Investors are agitated. A lot of them have missed out on the equity rally. Many sold out shares at lower market levels. Fear made them put their money in bank fixed deposits.
Today deposits have matured, money is in savings bank account earning 3.5% nominal and a huge negative real rate of return on their money. What could be worse than this? Come to think of it, there could be many things worse than this.
1. Locking into negative real rates for a long time. Many investors in the desire to ‘improve’ returns would go in for longer maturity fixed income investments. This could be a mistake. Interest rates have to move up sooner or later. Bear with the negative returns for a while.

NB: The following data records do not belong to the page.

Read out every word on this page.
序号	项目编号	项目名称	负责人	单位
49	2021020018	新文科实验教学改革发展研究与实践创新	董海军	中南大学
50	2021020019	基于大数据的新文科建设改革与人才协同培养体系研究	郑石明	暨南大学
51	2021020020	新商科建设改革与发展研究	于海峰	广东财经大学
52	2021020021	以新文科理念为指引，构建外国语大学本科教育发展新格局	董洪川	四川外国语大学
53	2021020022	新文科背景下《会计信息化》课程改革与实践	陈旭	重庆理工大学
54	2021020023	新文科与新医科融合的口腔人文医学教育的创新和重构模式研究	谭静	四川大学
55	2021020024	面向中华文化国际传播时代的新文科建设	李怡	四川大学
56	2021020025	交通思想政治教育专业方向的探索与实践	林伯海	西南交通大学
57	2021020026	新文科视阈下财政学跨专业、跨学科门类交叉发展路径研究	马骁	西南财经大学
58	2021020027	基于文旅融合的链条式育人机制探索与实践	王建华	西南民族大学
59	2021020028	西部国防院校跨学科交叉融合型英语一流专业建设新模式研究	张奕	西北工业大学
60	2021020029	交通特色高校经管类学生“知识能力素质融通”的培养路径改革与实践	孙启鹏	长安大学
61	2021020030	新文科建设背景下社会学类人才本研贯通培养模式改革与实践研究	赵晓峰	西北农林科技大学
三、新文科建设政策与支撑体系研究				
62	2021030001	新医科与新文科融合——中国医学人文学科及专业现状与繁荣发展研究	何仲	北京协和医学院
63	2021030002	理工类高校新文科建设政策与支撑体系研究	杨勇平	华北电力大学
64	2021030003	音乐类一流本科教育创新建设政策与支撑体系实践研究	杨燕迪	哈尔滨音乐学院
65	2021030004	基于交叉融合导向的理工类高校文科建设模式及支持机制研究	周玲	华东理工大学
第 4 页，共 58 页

Don’t lock into smaller negative rates for a very long time.
2. Taking foolish credit risk. Anyone in the market for Greek bonds at 14% per annum? (2 year Greek bonds had briefly touched 38% yield in trading). Well you could get 14% but there is apparently a 50% chance that Greece could default on its borrowings. In such a case you could even lose a substantial portion of your principal. In a low interest rate environment debt offerings at somewhat attractive interest rates will seem very seductive. I would be best to avoid the siren song and work on preservation of capital.
3. Buying foolish “alternative” investments. It is precisely when interest rates are low for a long time that ideas like investing in wine, art, commodities, watches etc. start floating around. There is ample time to regret these investments later when markets become somewhat normal.
4. Buying overvalued equity. Just because you missed a bus is no reason to try and board a running bus. It is always better to wait for individual opportunities to arise rather than work with a plan to forcibly deploy cash.
As someone said “Buying something and holding on is by far easier than staying liquid waiting for the right opportunity to come your way”.